Mousa Ahmed, Courtright Paul, Kazanjian Arminee, Bassett Ken
Department of Ophthalmology, College of Medicine, King Saud University, Riyadh, Saudi Arabia ; Department of Ophthalmology, Gluaocma Research Chair, College of Medicine, King Saud University, Riyadh, Saudi Arabia.
Kilimanjaro Centre for Community Ophthalmology International, Division of Ophthalmology, University of Cape Town, Cape Town, South Africa ; School of Population and Public Health, University of British Columbia, Vancouver, Canada ; British Columbia Centre for Epidemiologic and International Ophthalmology, University of British Columbia, Vancouver, Canada.

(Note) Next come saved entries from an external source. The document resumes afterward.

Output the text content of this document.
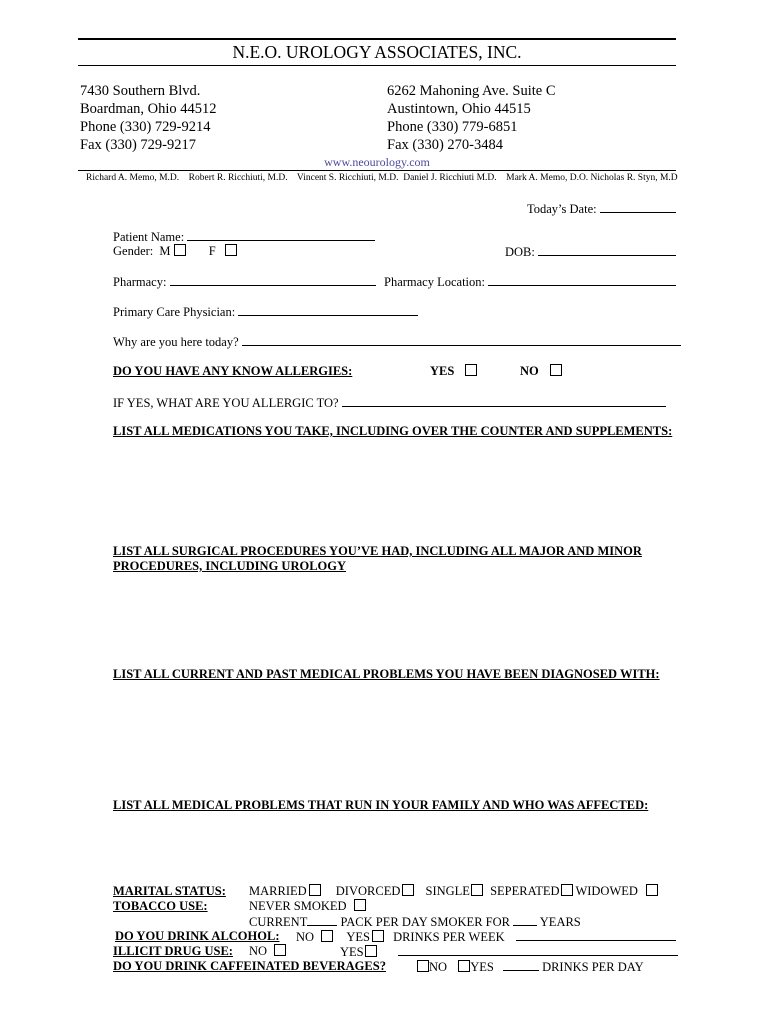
N.E.O. UROLOGY ASSOCIATES, INC.
7430 Southern Blvd.
Boardman, Ohio 44512
Phone (330) 729-9214
Fax (330) 729-9217
6262 Mahoning Ave. Suite C
Austintown, Ohio 44515
Phone (330) 779-6851
Fax (330) 270-3484
www.neourology.com
Richard A. Memo, M.D.    Robert R. Ricchiuti, M.D.    Vincent S. Ricchiuti, M.D.  Daniel J. Ricchiuti M.D.    Mark A. Memo, D.O. Nicholas R. Styn, M.D
Today’s Date:
Patient Name:
Gender: M	F	DOB:
Pharmacy:	Pharmacy Location:
Primary Care Physician:
Why are you here today?
DO YOU HAVE ANY KNOW ALLERGIES:	YES	NO
IF YES, WHAT ARE YOU ALLERGIC TO?
LIST ALL MEDICATIONS YOU TAKE, INCLUDING OVER THE COUNTER AND SUPPLEMENTS:
LIST ALL SURGICAL PROCEDURES YOU’VE HAD, INCLUDING ALL MAJOR AND MINOR
PROCEDURES, INCLUDING UROLOGY
LIST ALL CURRENT AND PAST MEDICAL PROBLEMS YOU HAVE BEEN DIAGNOSED WITH:
LIST ALL MEDICAL PROBLEMS THAT RUN IN YOUR FAMILY AND WHO WAS AFFECTED:
MARITAL STATUS: MARRIED DIVORCED SINGLE SEPERATED WIDOWED
TOBACCO USE:	NEVER SMOKED
CURRENT	PACK PER DAY SMOKER FOR YEARS
DO YOU DRINK ALCOHOL: NO	YES DRINKS PER WEEK
ILLICIT DRUG USE: NO	YES
DO YOU DRINK CAFFEINATED BEVERAGES?	NO YES	DRINKS PER DAY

Middle East Afr J Ophthalmol. 2015 Oct-Dec;22(4):478-83. doi: 10.4103/0974-9233.167808.
The purpose of this study was to measure the impact of a community-based intervention on uptake of trichiasis surgery in Southern Egypt.
Four villages where trachoma is endemic were randomly selected in the Samalout district, Egypt. Two villages were selected for intervention (intervention villages) and two matched villages for nonintervention (nonintervention villages). The intervention model provided community information sessions, door-to-door health education, screening, and improvements in the clinical capacity of eye care providers. The intervention was evaluated through two pre- and post-intervention community-based surveys that included the prevalence of trachoma and the utilization of eye care services at local hospitals. All patients with trichiasis answered a questionnaire regarding surgical utilization and barriers.
In the baseline survey, the trachomatous trichiasis (TT) surgical coverage was 22.7% (38.9% males, 16.7% females) in all villages. Following the intervention, the TT surgical coverage increased to 68% in villages that received the intervention (81.5% males, 60% females). Nonintervention villages had a TT surgical coverage of 26.1% (37.5% males, 20% females). In the intervention villages, the prevalence of TT significantly decreased from 9.4% (5.7% males, 11.8% females) to 3.8% (1.9% males, 5.1% females) (P = 0.013), in 2008. In nonintervention villages, there was a slight, but insignificant decrease in TT from 10.1% (3.1% males, 14.4% females) to 8.2% (3% males, 11.5% females) (P = 0.580). The major barriers to uptake of TT surgical services were: "Feeling no problem" (17.3%), "fear of surgery" (12.7%) and "cost" (12.7%).
A community-based eye health education program with door-to-door screening significantly increased the uptake of TT surgical services. Although improvements to the delivery of surgical service are essential, they did not lead to any significant improvements in the nonintervention villages.
本研究旨在衡量一项基于社区的干预措施对埃及南部倒睫手术接受率的影响。
在埃及萨马卢特地区随机选取四个沙眼流行的村庄。两个村庄被选为干预对象(干预村庄),另外两个匹配的村庄作为非干预对象(非干预村庄)。干预模式包括举办社区信息发布会、挨家挨户进行健康教育、筛查以及提高眼科护理人员的临床能力。通过两次干预前后基于社区的调查对干预效果进行评估,调查内容包括沙眼患病率和当地医院眼科护理服务的利用率。所有倒睫患者都回答了一份关于手术利用情况和障碍的问卷。
在基线调查中,所有村庄的沙眼性倒睫(TT)手术覆盖率为22.7%(男性为38.9%,女性为16.7%)。干预后,接受干预的村庄TT手术覆盖率增至68%(男性为81.5%,女性为60%)。非干预村庄的TT手术覆盖率为26.1%(男性为37.5%,女性为20%)。在干预村庄,2008年TT患病率从9.4%(男性为5.7%,女性为11.8%)显著降至3.8%(男性为1.9%,女性为5.1%)(P = 0.013)。在非干预村庄,TT患病率从10.1%(男性为3.1%,女性为14.4%)略有下降至8.2%(男性为3%,女性为11.5%),但差异不显著(P = 0.580)。接受TT手术服务的主要障碍包括:“感觉没问题”(17.3%)、“害怕手术”(12.7%)和“费用”(12.7%)。
一项结合挨家挨户筛查的基于社区的眼部健康教育项目显著提高了TT手术服务的接受率。虽然手术服务提供方面的改进至关重要,但在非干预村庄并未带来任何显著改善。